At this critical time in his life, two elements of the tale were important to him. First, there was the security from all dangers in which the substitute mother kept the child, an idea which greatly appealed to him at that moment. So what normally as a representation of negative, selfish behavior was capable of having a most reassuring meaning under specific circumstances. And even more important to the boy was another central motif of the story: that Rapunzel found the means of escaping her predicament in her own body—the tresses upon which the prince climbed up to her room in the tower. That one's body can provide a lifeline reassured him that, if necessary, he would similarly find in his own body the source of his security. This shows that a fairy tale—because it addresses itself in the most imaginative form to essential human problems, and does so in an indirect way—can have much to offer to a little boy even if the story's heroine is an adolescent girl. These examples may help to counteract any impression made by my concentration here on a story's main motifs, and demonstrate that fairy tales have great psychological meaning for children of all ages (...) irrespective of the age [and gender] of the story's hero.

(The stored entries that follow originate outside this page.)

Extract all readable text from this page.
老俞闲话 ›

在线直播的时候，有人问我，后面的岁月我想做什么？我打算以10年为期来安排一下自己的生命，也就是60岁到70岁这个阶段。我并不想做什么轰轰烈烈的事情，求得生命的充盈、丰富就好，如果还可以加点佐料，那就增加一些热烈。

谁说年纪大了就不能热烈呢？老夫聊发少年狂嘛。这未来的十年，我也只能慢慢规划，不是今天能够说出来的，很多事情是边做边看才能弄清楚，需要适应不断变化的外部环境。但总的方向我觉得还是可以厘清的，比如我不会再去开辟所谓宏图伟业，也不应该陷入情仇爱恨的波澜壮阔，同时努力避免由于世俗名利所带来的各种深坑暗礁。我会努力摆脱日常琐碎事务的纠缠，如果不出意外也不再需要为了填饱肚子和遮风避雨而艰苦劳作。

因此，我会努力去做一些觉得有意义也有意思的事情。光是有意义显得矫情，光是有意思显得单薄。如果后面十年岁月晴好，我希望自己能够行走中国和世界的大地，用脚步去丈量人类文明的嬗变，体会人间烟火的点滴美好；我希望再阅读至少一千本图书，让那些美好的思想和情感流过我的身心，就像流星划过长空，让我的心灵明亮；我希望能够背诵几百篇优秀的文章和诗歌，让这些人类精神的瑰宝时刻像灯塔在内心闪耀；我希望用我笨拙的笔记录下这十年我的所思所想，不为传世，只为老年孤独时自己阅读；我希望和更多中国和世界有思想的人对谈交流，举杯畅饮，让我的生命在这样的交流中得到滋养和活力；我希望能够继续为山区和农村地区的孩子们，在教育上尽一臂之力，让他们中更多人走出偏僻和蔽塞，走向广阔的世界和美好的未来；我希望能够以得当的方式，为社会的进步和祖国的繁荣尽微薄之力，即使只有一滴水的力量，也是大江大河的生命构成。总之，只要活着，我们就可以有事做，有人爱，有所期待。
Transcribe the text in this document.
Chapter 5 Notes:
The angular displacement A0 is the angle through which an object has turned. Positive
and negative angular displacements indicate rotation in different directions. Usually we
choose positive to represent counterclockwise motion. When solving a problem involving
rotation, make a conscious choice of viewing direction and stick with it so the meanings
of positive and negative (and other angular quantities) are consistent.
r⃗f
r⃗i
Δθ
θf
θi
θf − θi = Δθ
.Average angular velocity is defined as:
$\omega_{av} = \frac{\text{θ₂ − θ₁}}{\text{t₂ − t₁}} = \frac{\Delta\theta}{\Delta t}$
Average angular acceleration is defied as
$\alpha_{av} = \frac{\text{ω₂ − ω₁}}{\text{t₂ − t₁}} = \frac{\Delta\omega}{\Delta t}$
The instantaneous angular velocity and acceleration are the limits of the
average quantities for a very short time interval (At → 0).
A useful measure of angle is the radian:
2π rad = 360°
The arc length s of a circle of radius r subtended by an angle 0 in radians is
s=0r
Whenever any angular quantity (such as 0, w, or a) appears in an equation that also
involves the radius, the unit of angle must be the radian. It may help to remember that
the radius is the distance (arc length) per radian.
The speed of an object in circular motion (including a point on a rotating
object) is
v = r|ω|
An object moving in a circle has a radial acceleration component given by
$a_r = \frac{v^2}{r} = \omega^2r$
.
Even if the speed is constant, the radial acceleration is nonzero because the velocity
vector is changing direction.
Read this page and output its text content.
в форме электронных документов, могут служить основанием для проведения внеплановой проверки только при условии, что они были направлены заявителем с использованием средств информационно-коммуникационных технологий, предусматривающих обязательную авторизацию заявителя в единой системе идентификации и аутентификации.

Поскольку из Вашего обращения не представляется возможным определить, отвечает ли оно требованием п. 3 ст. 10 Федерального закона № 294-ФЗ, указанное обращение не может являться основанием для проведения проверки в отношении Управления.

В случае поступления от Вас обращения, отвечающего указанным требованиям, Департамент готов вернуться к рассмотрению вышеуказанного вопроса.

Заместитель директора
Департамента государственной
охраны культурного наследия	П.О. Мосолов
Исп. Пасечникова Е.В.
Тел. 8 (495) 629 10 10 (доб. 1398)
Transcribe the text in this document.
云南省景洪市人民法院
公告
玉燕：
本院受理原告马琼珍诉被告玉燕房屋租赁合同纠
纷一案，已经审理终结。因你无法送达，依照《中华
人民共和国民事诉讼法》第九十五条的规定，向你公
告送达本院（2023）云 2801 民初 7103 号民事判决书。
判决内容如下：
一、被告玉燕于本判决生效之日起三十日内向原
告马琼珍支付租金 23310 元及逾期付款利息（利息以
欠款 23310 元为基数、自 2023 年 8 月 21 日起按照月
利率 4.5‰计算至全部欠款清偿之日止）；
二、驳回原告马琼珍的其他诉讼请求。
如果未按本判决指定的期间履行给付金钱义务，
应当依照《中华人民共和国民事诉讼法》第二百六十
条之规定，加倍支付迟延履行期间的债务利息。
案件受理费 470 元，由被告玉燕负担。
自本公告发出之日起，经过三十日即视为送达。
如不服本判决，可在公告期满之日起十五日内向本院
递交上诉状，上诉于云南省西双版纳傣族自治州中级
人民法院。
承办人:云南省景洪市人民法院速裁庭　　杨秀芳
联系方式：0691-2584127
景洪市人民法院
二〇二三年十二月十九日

As a layperson only qualified by liking to read and write fiction, I like analyzing fiction. I like to pinpoint and map its forms, the techniques made use of within the medium, the intention of the author or collaborators, and observe how that meaning changes in the context of different audiences.
What I find does get lost in all that analysis, though, is each person's relationship to the work having a more complicated and interesting reason for it—that cannot reliably be judged on sight by what someone has a fiction-media interaction with. It's not even automatically my business, and of course I'm going to judge harmful patterns of behavior harshly—but I find a collective forgetting of a crucial idea: to approach with curiosity a difference in interpretation of a fictional work is sometimes worth a try.
Now let's make a drinking game of future posts getting hashtagged with "this is not one of those worthwhile times, holy helicon what a bad take" and "i am telling on you to my therapist".